= Lewis Luxton =

Australian sports administrator (1910–1985)

Lewis Luxton CBE (12 September 1910 – 9 November 1985) was an Australian rower who competed for Great Britain at the 1932 Summer Olympics and became a member of the International Olympic Committee.

Luxton was born in Melbourne, Victoria, Australia, the son of Sir Harold Luxton who was a member of the IOC. He was educated at Melbourne Grammar School before going to England to study at Pembroke College, Cambridge. In 1931 he and his partner William Sambell were runners-up in Silver Goblets at Henley Royal Regatta to Jumbo Edwards and Lewis Clive. In 1932 he was a member of the winning Cambridge boat in the Boat Race. The 1932 Cambridge crew won the Grand Challenge Cup at Henley, rowing as Leander Club. They were subsequently chosen to represent Great Britain at the 1932 Summer Olympics in Los Angeles, where they came fourth in the eights.

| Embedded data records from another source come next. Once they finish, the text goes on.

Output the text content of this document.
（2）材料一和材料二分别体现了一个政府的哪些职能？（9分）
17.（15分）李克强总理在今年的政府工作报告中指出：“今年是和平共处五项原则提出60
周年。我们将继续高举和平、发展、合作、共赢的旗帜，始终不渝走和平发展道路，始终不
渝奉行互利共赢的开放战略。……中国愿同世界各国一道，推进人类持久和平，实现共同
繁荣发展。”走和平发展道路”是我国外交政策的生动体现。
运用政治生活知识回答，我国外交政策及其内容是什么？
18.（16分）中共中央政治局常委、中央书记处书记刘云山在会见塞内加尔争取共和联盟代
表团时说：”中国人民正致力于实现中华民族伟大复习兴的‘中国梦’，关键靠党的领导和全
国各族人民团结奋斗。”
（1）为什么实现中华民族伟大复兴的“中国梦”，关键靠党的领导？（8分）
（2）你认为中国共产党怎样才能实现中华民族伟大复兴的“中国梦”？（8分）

Luxton served with his father on the AOF Executive Committee for many years. When his father, resigned from the IOC on 9 May 1951 Otto Mayer immediately announced Lewis would be his successor. Luxton, as deputy chairman, undertook a great deal of work for the 1956 Summer Olympics in Melbourne. In 1957 he was awarded CBE for services to the Olympic movement.

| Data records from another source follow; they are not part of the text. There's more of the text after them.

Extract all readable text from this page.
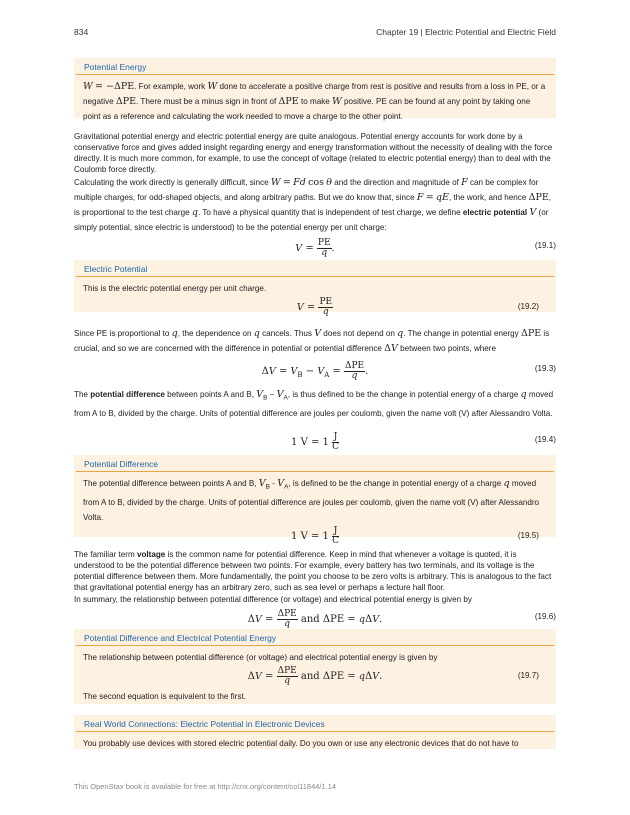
834	Chapter 19 | Electric Potential and Electric Field
Potential Energy
W = −ΔPE. For example, work W done to accelerate a positive charge from rest is positive and results from a loss in PE, or a negative ΔPE. There must be a minus sign in front of ΔPE to make W positive. PE can be found at any point by taking one point as a reference and calculating the work needed to move a charge to the other point.
Gravitational potential energy and electric potential energy are quite analogous. Potential energy accounts for work done by a conservative force and gives added insight regarding energy and energy transformation without the necessity of dealing with the force directly. It is much more common, for example, to use the concept of voltage (related to electric potential energy) than to deal with the Coulomb force directly.
Calculating the work directly is generally difficult, since W = Fd cos θ and the direction and magnitude of F can be complex for multiple charges, for odd-shaped objects, and along arbitrary paths. But we do know that, since F = qE, the work, and hence ΔPE, is proportional to the test charge q. To have a physical quantity that is independent of test charge, we define electric potential V (or simply potential, since electric is understood) to be the potential energy per unit charge:
$V = \frac{PE}{q}$ .	(19.1)
Electric Potential
This is the electric potential energy per unit charge.
$V = \frac{PE}{q}$	(19.2)
Since PE is proportional to q, the dependence on q cancels. Thus V does not depend on q. The change in potential energy ΔPE is crucial, and so we are concerned with the difference in potential or potential difference ΔV between two points, where
$\Delta V = V_B - V_A = \frac{\text{ΔPE}}{q}$ .	(19.3)
The potential difference between points A and B, $V_B - V_A$, is thus defined to be the change in potential energy of a charge q moved from A to B, divided by the charge. Units of potential difference are joules per coulomb, given the name volt (V) after Alessandro Volta.
1 $V = 1 \frac{J}{C}$	(19.4)
Potential Difference
The potential difference between points A and B, $V_B - V_A$, is defined to be the change in potential energy of a charge q moved from A to B, divided by the charge. Units of potential difference are joules per coulomb, given the name volt (V) after Alessandro Volta.
1 $V = 1 \frac{J}{C}$	(19.5)
The familiar term voltage is the common name for potential difference. Keep in mind that whenever a voltage is quoted, it is understood to be the potential difference between two points. For example, every battery has two terminals, and its voltage is the potential difference between them. More fundamentally, the point you choose to be zero volts is arbitrary. This is analogous to the fact that gravitational potential energy has an arbitrary zero, such as sea level or perhaps a lecture hall floor.
In summary, the relationship between potential difference (or voltage) and electrical potential energy is given by
$\Delta V = \frac{\text{ΔPE}}{q}$ and ΔPE = qΔV.	(19.6)
Potential Difference and Electrical Potential Energy
The relationship between potential difference (or voltage) and electrical potential energy is given by
$\Delta V = \frac{\text{ΔPE}}{q}$ and ΔPE = qΔV.	(19.7)
The second equation is equivalent to the first.
Real World Connections: Electric Potential in Electronic Devices
You probably use devices with stored electric potential daily. Do you own or use any electronic devices that do not have to
This OpenStax book is available for free at http://cnx.org/content/col11844/1.14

Luxton was Chairman of Shell Australia where he was able to give support to Herb Elliott and Ralph Doubell, both of whom were employees. At Mexico in the 1968 Summer Olympics, he made the presentation to Doubell of the gold medal for the 800m.

Luxton was made an honorary member of the IOC when he retired in 1974. Luxton had the deciding vote on whether Australia should send athletes to compete at the 1980 Summer Olympics in Moscow. In a 6–5 vote, Australia attended the Games officially.